Hem çeşitli burjuva grupları arasındaki uzlaşmayı sağlıyor hem de iktidarını, gücünü meşru hale getiriyordu.

İçeri girebilen sınırlı sayıdaki muhalif de az çok seslerini duyurabiliyordu.

Temsilciler, Parlamentoda toplandılar, sorunları konuştular, kararlar aldılar.

Kendi aralarında, mensup oldukları üst sınıf adına devlet gücünü paylaştılar.

Yeni zenginleşen sınıf, burjuvazi çıkarlarını bu şekilde, devlet aygıtı eliyle korudu. Aldığı kararlara halkı bazen zorla razı etti.

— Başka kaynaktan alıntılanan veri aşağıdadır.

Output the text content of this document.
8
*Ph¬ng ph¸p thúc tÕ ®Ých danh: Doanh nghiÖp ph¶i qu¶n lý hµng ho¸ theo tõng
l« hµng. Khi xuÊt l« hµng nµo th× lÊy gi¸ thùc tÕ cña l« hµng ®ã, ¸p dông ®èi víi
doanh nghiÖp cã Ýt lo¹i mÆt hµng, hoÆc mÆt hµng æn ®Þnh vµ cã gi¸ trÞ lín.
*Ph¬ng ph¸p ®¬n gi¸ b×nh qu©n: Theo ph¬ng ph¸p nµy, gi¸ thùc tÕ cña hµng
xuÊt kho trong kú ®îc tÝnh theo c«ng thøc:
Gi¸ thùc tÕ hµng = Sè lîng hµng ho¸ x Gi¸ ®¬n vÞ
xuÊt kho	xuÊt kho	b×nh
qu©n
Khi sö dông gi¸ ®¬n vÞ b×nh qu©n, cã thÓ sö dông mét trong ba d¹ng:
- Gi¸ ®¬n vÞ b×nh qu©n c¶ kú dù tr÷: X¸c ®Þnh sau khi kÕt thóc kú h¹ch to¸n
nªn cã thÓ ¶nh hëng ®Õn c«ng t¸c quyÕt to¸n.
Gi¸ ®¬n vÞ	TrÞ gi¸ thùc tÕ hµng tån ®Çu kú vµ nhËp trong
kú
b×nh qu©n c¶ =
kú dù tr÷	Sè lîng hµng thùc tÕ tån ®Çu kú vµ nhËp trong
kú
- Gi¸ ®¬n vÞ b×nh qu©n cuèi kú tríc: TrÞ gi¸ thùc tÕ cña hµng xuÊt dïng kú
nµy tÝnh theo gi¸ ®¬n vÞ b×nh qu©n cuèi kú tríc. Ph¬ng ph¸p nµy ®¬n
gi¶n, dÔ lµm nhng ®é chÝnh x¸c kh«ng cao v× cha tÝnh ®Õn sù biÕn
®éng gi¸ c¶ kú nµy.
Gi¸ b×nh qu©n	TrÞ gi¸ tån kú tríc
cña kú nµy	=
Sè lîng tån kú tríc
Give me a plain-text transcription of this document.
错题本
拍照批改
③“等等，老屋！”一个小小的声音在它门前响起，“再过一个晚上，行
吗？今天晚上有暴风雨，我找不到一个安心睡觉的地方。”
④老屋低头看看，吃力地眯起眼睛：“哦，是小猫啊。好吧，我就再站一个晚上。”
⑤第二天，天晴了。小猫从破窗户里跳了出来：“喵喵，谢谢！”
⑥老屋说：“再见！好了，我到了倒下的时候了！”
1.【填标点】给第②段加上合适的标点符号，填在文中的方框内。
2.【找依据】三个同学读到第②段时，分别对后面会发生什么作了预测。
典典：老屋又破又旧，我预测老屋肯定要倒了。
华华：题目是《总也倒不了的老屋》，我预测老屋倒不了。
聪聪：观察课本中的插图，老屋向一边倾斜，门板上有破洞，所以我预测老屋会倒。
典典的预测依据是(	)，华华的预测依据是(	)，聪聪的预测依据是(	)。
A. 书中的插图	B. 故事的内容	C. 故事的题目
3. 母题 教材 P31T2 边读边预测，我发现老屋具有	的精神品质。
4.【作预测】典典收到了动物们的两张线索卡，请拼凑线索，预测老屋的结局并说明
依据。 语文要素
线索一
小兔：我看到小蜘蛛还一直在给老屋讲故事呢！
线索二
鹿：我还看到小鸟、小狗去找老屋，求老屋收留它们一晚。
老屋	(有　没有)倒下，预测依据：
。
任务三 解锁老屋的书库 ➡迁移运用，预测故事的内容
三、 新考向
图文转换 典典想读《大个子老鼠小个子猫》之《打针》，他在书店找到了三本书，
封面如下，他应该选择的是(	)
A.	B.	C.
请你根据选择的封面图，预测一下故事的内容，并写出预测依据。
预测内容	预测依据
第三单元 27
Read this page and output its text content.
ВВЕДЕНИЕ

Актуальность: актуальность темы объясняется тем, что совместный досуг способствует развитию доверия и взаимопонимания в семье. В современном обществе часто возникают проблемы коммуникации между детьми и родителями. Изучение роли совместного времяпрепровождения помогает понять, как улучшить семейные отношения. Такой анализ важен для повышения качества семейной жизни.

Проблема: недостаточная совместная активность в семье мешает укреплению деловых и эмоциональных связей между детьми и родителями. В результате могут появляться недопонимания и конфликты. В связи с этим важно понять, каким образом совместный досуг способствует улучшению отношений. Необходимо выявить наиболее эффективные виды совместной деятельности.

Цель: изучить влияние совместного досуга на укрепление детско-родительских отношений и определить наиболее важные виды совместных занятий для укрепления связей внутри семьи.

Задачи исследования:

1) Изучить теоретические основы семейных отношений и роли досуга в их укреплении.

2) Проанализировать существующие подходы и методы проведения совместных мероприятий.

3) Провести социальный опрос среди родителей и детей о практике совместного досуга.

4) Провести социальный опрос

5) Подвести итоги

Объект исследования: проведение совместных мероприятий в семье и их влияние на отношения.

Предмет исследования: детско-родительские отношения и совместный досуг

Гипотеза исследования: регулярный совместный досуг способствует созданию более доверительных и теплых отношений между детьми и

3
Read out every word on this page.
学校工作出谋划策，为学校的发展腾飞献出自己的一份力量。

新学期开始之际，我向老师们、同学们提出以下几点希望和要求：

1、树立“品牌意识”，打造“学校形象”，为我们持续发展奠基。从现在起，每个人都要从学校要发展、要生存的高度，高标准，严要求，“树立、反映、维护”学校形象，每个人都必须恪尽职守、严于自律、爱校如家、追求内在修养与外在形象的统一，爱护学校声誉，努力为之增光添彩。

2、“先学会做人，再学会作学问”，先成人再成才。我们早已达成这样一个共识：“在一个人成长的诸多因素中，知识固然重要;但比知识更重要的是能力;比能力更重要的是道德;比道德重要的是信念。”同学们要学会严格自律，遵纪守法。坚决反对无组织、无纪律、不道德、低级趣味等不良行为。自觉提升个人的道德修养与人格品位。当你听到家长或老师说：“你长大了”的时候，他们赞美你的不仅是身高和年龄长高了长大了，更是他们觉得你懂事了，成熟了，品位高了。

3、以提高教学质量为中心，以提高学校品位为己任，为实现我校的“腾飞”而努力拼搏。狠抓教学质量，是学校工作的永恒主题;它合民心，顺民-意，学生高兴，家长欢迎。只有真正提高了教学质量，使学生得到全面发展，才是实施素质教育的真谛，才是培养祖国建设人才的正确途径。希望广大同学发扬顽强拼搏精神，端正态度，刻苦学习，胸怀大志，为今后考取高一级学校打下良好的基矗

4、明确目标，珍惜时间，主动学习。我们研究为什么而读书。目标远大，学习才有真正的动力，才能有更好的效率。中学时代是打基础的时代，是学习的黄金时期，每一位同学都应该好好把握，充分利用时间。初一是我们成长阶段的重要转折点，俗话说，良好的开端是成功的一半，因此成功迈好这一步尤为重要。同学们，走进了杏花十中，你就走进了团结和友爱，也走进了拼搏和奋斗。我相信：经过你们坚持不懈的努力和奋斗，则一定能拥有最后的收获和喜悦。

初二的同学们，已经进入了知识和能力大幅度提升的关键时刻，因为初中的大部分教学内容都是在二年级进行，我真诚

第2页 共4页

Silahıyla sopasıyla, yargısıyla ve yasasıyla devlet, egemen toplumsal sınıflar için gerekliydi.

Bu süreçte Kapitalizm gelişiyor, sanayinin ve sermayenin belirli ellerde toplanması hızlanıyordu.

Devletler sık sık pazar genişletme kavgasına girişiyor, birbirleriyle savaşıyordu.

Bu kapışmalarda ülkelerin sınırları değişiyordu ve bu süreçte Temsili Demokrasi işlemeye devam ediyordu.

Ancak kapitalizmin varlığıyla ortaya çıkan işçi sınıfı, ezelden beri ezilen köylüler, esnaf ve sanatkârlar daha iyi yaşama koşullarına sahip olmak, daha özgür olmak için yönetimlerde söz sahibi olmak istiyorlardı.

Ancak burjuvazinin çıkarı ve niyeti bu değildi. O, varlığını koruman ve büyütmekle ilgiliydi. Halkın demokratik istemleri pek umurunda değildi

Böylece ülkelerde yeni demokrasi mücadeleleri başladı.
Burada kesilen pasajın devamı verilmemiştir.